Este es, sin duda alguna, el año de Diane Arbus. Admito que no conocía su trayectoria y su nombre no me sonaba o no lo recuerdo. La vida y la obra de esta fotógrafa están de moda. En las últimas semanas se han escrito reportajes en periódicos y en suplementos dominicales en torno a su trabajo, han reeditado su biografía (escrita por Patricia Bosworth), en Hollywood preparan “Fur”, una película sobre su leyenda, protagonizada por Nicole Kidman, y en Barcelona se exhibe, gracias a la Fundación La Caixa, la exposición “Diane Arbus. Revelaciones”. Dicha muestra comprende alrededor de doscientas imágenes, además de cartas, cámaras y cuadernos de notas. La exposición, dicen, no viajará a otras ciudades de España.

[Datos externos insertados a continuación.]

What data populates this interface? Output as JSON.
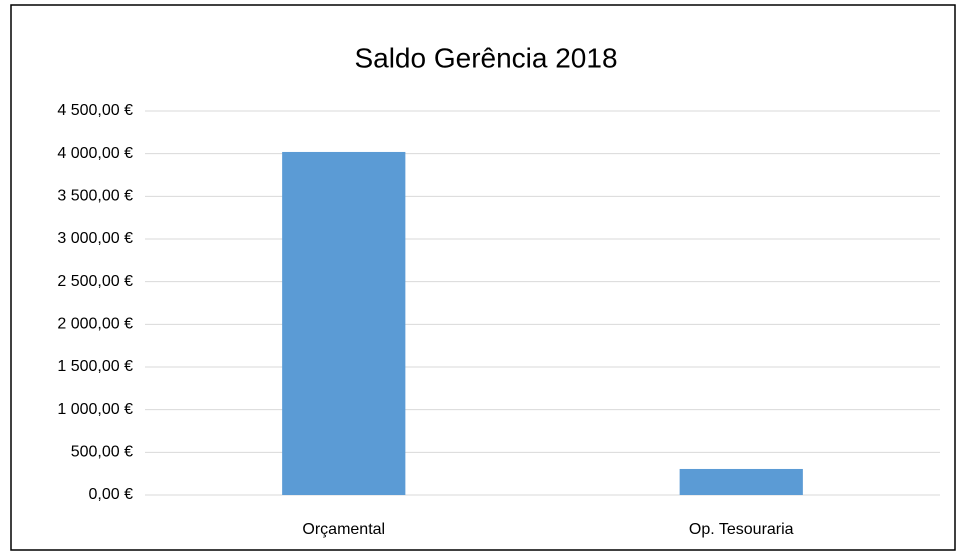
{
  "chart_data": {
    "type": "bar",
    "title": "Saldo Gerência 2018",
    "categories": [
      "Orçamental",
      "Op. Tesouraria"
    ],
    "values": [
      4020,
      305
    ],
    "color": "#5b9bd5",
    "ylim": [
      0,
      4500
    ],
    "yticks": [
      {
        "value": 0,
        "label": "0,00 €"
      },
      {
        "value": 500,
        "label": "500,00 €"
      },
      {
        "value": 1000,
        "label": "1 000,00 €"
      },
      {
        "value": 1500,
        "label": "1 500,00 €"
      },
      {
        "value": 2000,
        "label": "2 000,00 €"
      },
      {
        "value": 2500,
        "label": "2 500,00 €"
      },
      {
        "value": 3000,
        "label": "3 000,00 €"
      },
      {
        "value": 3500,
        "label": "3 500,00 €"
      },
      {
        "value": 4000,
        "label": "4 000,00 €"
      },
      {
        "value": 4500,
        "label": "4 500,00 €"
      }
    ],
    "grid": true
  }
}
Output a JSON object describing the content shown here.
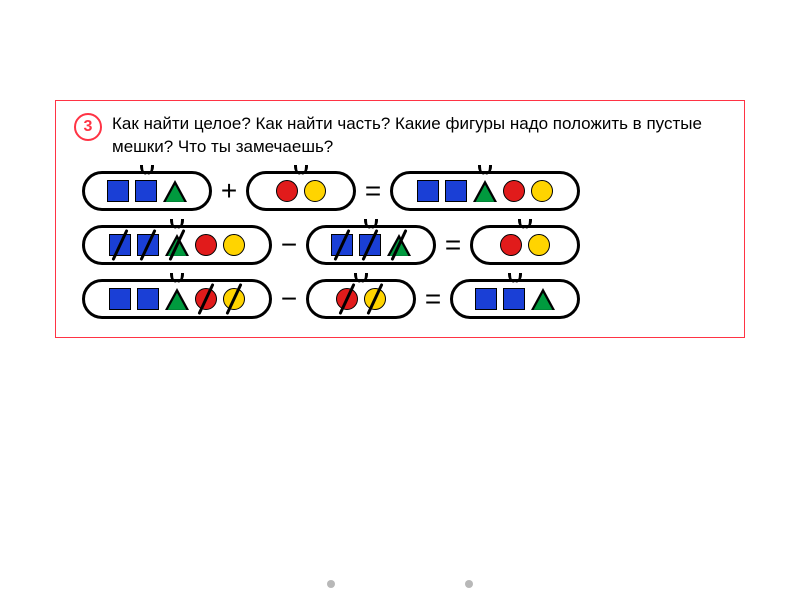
{
  "question_number": "3",
  "question_text": "Как найти целое? Как найти часть? Какие фигуры надо положить в пустые мешки? Что ты замечаешь?",
  "colors": {
    "blue": "#1a3fd6",
    "green": "#009a3e",
    "red": "#e11b1b",
    "yellow": "#ffd400",
    "border": "#ff3344",
    "black": "#000000"
  },
  "layout": {
    "bag_widths": {
      "w3": 130,
      "w2": 110,
      "w5": 190
    }
  },
  "shapes": {
    "square": "square",
    "triangle": "triangle",
    "circle": "circle"
  },
  "rows": [
    {
      "left": {
        "size": "w3",
        "items": [
          {
            "shape": "square",
            "color": "blue"
          },
          {
            "shape": "square",
            "color": "blue"
          },
          {
            "shape": "triangle",
            "color": "green"
          }
        ]
      },
      "op1": "+",
      "mid": {
        "size": "w2",
        "items": [
          {
            "shape": "circle",
            "color": "red"
          },
          {
            "shape": "circle",
            "color": "yellow"
          }
        ]
      },
      "op2": "=",
      "right": {
        "size": "w5",
        "items": [
          {
            "shape": "square",
            "color": "blue"
          },
          {
            "shape": "square",
            "color": "blue"
          },
          {
            "shape": "triangle",
            "color": "green"
          },
          {
            "shape": "circle",
            "color": "red"
          },
          {
            "shape": "circle",
            "color": "yellow"
          }
        ]
      }
    },
    {
      "left": {
        "size": "w5",
        "items": [
          {
            "shape": "square",
            "color": "blue",
            "strike": true
          },
          {
            "shape": "square",
            "color": "blue",
            "strike": true
          },
          {
            "shape": "triangle",
            "color": "green",
            "strike": true
          },
          {
            "shape": "circle",
            "color": "red"
          },
          {
            "shape": "circle",
            "color": "yellow"
          }
        ]
      },
      "op1": "−",
      "mid": {
        "size": "w3",
        "items": [
          {
            "shape": "square",
            "color": "blue",
            "strike": true
          },
          {
            "shape": "square",
            "color": "blue",
            "strike": true
          },
          {
            "shape": "triangle",
            "color": "green",
            "strike": true
          }
        ]
      },
      "op2": "=",
      "right": {
        "size": "w2",
        "items": [
          {
            "shape": "circle",
            "color": "red"
          },
          {
            "shape": "circle",
            "color": "yellow"
          }
        ]
      }
    },
    {
      "left": {
        "size": "w5",
        "items": [
          {
            "shape": "square",
            "color": "blue"
          },
          {
            "shape": "square",
            "color": "blue"
          },
          {
            "shape": "triangle",
            "color": "green"
          },
          {
            "shape": "circle",
            "color": "red",
            "strike": true
          },
          {
            "shape": "circle",
            "color": "yellow",
            "strike": true
          }
        ]
      },
      "op1": "−",
      "mid": {
        "size": "w2",
        "items": [
          {
            "shape": "circle",
            "color": "red",
            "strike": true
          },
          {
            "shape": "circle",
            "color": "yellow",
            "strike": true
          }
        ]
      },
      "op2": "=",
      "right": {
        "size": "w3",
        "items": [
          {
            "shape": "square",
            "color": "blue"
          },
          {
            "shape": "square",
            "color": "blue"
          },
          {
            "shape": "triangle",
            "color": "green"
          }
        ]
      }
    }
  ]
}
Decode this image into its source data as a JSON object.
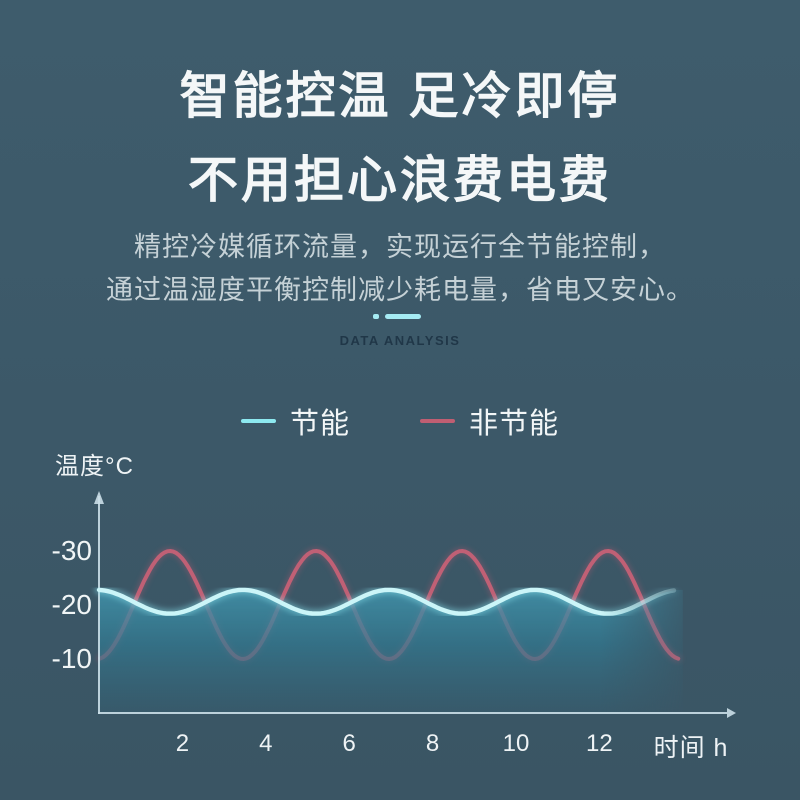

La peculiaridad, según leemos en los periódicos y según se advierte en sus fotografías (pueden consultarse en el Google Imágenes), radicaba en que Arbus se apasionó por el lado marginal y sórdido de la América de los años cincuenta y sesenta. El recorrido por sus criaturas es apasionante, ya que ella no tardó en desarrollar cierto gusto morboso por lo raro, influida por las obras “Alicia en el País de las Maravillas”, de Lewis Carroll, y “Freaks (La parada de los monstruos)”, de Tod Browning. Entre sus fotografiados hay mendigos, prostitutas, travestidos, enfermos mentales, enanos, gigantes, tragasables, mellizas, hombres atravesados por alfileres o con el cuerpo entero cubierto de tatuajes, familias de nudistas que no tenían reparo en mostrar su tonelada de michelines ante las cámaras. Un vistazo a las fotos supone una especie de viaje extraño, próximo al mundo de David Lynch, por territorios marginales y por las pesadillas que se incuban en los bajos fondos y en las barriadas. A Diane Arbus le entusiasmaban los excéntricos y los monstruos, y todo aquello que se alejara de su infancia de chica bien. Algunas de las imágenes ponen los pelos de punta: como esas niñas mellizas, tan parecidas a las niñas fantasmas que sacó Stanley Kubrick en los pasillos kilométricos de “El resplandor”, o la estampa siniestra de una mujer, en una silla de ruedas, que oculta sus facciones con una máscara terrorífica. Recopiló parte del material fatigando los vagones del metro, los circos, las chabolas, los hoteles y pensiones, los tugurios. En su colección se incluyen, además, retratos de gente famosa (Borges, Mia Farrow, Norman Mailer, etcétera). Pero en todas se refleja la humanidad de los retratados.
La imagen más perturbadora, o enigmática, o lo que prefieran, es la titulada “Gigante judío en casa con sus padres en el Bronx, Nueva York”. Tres personajes, como el título indica, habitan el cuarto, en el que vemos dos sofás, cortinas, una lámpara de pie y otra de mesilla, un par de cuadros. A la derecha está el padre, un hombre de bigote recortado, gafas de montura negra, traje y corbata. En el centro de la pieza, la madre: una señora gruesa, con gafas y un vestido sin mangas. A la izquierda, el gigante: lleva zapatones, se apoya con la mano derecha en un bastón, tiene el cabello rizado y una joroba que lo obliga a encorvarse y a parecer menos alto de lo que es. Los padres no le llegan a la altura del pecho. Lo que nos sacude son las miradas: en el perfil del gigante se adivina cierta sombra de pesar, como si fuera uno de esos hombres acostumbrados a masticar tragedias, burlas y depresiones; la madre lo observa con los ojos muy abiertos, casi alucinados. La autora dijo que había logrado captar una pesadilla recurrente de las mujeres encintas: cuando sueñan que van a concebir a un monstruo. La pesadilla, real, se consolida en los ojos maternos. Arbus, por cierto, se suicidó en el setenta y uno, tras ingerir barbitúricos y cortarse las venas en la bañera.